Trellidor earnings take a knock as SA sales slide

Security gates manufacturer Trellidor Group [JSE:TRL] reported a 13.9% decline in headline earnings per share to 25.6 cents in its results for the six months ended 31 December 2019, amid declining consumer spend and house price deflation. 

It opted to declare an interim dividend of 8 cents per share, however, 12.1% down down from 9.1 cents in 2019. It was able to declare a dividend thanks to income reserves from the second half of 2019. 

In a statement on Monday morning, the group said declining consumer spend had hit the middle income market particularly hard - the sector where its business is most focused. 

The group reported a 4% decline in revenue to R275 million, as its gross profit margin dipped 44.6% due to under-recovery of some of its expenses. 

Trellidor Group has two operating segments, namely Trellidor and Taylor. The former recorded a 7.4% decline in revenue. International sales, however, increased by 5.6%, aided by strong performance in other African countries, with African sales growing 21.8%. 

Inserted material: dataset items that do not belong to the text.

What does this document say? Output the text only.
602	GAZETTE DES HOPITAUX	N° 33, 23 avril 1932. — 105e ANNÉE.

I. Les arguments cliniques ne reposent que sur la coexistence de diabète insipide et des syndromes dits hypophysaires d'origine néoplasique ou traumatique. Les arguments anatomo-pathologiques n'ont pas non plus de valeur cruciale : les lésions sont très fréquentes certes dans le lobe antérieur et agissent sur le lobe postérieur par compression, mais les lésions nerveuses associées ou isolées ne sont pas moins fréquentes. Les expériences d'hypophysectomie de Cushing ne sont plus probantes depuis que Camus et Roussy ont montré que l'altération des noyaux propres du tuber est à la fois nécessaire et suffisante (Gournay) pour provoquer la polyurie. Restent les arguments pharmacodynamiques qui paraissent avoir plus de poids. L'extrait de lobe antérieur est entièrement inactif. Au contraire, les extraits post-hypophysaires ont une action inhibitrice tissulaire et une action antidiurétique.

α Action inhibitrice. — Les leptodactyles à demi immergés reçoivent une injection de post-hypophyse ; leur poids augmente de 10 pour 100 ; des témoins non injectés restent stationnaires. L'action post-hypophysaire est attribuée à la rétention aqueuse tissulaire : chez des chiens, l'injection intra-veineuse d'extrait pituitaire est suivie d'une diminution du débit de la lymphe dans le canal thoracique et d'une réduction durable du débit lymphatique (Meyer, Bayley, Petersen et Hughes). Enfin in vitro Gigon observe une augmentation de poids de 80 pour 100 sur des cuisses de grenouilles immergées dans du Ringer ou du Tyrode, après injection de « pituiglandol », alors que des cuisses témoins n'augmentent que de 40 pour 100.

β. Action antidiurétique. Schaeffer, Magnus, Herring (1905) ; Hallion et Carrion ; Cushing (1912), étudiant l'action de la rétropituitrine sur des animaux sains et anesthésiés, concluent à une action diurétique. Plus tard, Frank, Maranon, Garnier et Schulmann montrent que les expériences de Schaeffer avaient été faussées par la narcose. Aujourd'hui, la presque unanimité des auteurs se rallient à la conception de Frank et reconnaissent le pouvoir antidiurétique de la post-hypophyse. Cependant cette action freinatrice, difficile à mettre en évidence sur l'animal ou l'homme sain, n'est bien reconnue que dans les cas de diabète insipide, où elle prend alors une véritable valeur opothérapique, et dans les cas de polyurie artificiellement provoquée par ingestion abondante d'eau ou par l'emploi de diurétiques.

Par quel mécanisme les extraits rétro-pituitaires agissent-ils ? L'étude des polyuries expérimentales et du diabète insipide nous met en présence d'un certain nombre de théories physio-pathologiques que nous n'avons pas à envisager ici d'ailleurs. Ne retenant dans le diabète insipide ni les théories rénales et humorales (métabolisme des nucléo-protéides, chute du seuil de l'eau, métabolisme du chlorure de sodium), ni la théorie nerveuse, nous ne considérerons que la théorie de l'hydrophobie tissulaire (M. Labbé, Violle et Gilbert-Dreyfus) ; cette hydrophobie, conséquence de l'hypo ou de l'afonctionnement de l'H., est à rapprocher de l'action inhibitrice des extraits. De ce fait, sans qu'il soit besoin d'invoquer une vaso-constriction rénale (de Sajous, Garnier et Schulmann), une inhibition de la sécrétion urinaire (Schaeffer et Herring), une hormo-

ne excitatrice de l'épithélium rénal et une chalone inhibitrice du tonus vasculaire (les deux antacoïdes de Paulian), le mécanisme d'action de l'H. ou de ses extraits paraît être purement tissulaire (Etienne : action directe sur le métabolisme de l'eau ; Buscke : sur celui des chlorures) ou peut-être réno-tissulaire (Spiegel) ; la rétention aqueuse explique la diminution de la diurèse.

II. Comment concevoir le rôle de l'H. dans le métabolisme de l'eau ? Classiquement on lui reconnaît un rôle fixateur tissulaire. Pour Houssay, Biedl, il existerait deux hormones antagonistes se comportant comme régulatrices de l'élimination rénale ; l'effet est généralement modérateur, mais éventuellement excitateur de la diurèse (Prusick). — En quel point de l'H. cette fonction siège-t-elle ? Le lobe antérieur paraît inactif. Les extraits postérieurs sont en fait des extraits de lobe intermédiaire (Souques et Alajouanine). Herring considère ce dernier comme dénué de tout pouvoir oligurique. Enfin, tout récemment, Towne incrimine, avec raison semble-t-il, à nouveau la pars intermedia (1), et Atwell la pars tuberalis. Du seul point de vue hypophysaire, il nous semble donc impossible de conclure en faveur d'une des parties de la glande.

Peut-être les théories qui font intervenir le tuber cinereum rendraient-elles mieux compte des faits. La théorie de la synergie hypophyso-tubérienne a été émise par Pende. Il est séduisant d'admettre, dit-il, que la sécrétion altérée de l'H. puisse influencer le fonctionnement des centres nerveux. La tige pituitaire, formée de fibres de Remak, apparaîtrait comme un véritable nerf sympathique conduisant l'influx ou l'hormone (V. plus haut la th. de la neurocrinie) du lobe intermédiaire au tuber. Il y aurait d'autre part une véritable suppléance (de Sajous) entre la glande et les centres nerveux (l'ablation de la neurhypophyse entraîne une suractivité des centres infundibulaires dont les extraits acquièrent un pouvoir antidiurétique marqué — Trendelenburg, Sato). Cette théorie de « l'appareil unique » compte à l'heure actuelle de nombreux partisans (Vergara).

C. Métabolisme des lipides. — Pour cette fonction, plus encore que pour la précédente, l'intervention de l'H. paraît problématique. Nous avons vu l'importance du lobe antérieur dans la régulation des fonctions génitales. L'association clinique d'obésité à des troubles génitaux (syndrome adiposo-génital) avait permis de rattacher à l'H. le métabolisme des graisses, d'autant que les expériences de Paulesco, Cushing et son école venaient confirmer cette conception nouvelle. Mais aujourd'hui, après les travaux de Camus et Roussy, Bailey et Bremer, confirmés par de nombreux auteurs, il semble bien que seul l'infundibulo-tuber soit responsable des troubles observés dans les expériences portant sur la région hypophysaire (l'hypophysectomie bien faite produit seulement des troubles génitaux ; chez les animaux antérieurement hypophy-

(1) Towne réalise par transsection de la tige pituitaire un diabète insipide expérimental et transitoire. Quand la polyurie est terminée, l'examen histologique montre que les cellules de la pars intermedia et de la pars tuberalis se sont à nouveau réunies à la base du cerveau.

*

This was offset by weaker performance in the UK, which the group said was coming off a strong 2019 base. In the previous period, the group’s UK business outperformed SA, having seen a 112% increase in income.

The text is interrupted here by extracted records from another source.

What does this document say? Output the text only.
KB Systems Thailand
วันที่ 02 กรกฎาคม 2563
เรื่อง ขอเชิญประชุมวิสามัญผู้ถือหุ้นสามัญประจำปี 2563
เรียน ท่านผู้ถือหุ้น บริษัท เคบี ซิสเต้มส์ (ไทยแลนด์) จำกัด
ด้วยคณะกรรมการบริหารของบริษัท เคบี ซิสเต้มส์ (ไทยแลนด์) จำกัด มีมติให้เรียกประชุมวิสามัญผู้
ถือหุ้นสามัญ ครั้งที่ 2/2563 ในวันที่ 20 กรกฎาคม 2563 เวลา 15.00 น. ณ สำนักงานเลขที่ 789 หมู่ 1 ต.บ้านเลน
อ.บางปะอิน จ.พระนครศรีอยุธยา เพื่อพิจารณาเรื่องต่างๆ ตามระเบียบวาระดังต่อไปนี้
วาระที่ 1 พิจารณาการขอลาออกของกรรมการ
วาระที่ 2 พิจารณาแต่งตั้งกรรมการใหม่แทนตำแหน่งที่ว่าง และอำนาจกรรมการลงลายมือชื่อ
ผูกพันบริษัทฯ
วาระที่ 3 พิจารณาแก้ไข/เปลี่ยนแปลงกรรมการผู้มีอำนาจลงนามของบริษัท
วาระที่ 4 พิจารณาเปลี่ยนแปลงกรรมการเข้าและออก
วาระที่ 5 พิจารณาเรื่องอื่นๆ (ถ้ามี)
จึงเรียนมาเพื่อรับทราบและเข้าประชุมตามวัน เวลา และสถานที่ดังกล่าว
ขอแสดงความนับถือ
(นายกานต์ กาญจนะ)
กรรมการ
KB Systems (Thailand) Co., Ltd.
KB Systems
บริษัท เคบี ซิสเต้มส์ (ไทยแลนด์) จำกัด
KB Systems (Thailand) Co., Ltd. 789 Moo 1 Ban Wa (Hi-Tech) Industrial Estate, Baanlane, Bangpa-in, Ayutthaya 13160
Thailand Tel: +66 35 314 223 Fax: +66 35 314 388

Taylor, which produces blinds and shutters, saw its revenue go up 1.3% amid weaker sales in Gauteng.

Last year, Trellidor group announced that it planned to acquire underperforming franchise areas to improve its distribution network. As part of this plan, the group’s Durbanville franchise was purchased, resulting in a sales volume growth of 23.6% in the current period.

"Management is seeking to replicate this success in other areas. Accordingly, three franchise areas have been purchased in the eThekwini Metropolitan area and will be consolidated into single branch during H2 2020," the group said. 

However, it added, the strategy is expected to have a limited impact on earnings in the second half of 2020. The full economic benefit is only expected to be seen in 2021, said Chief Executive Officer Terry Dennison.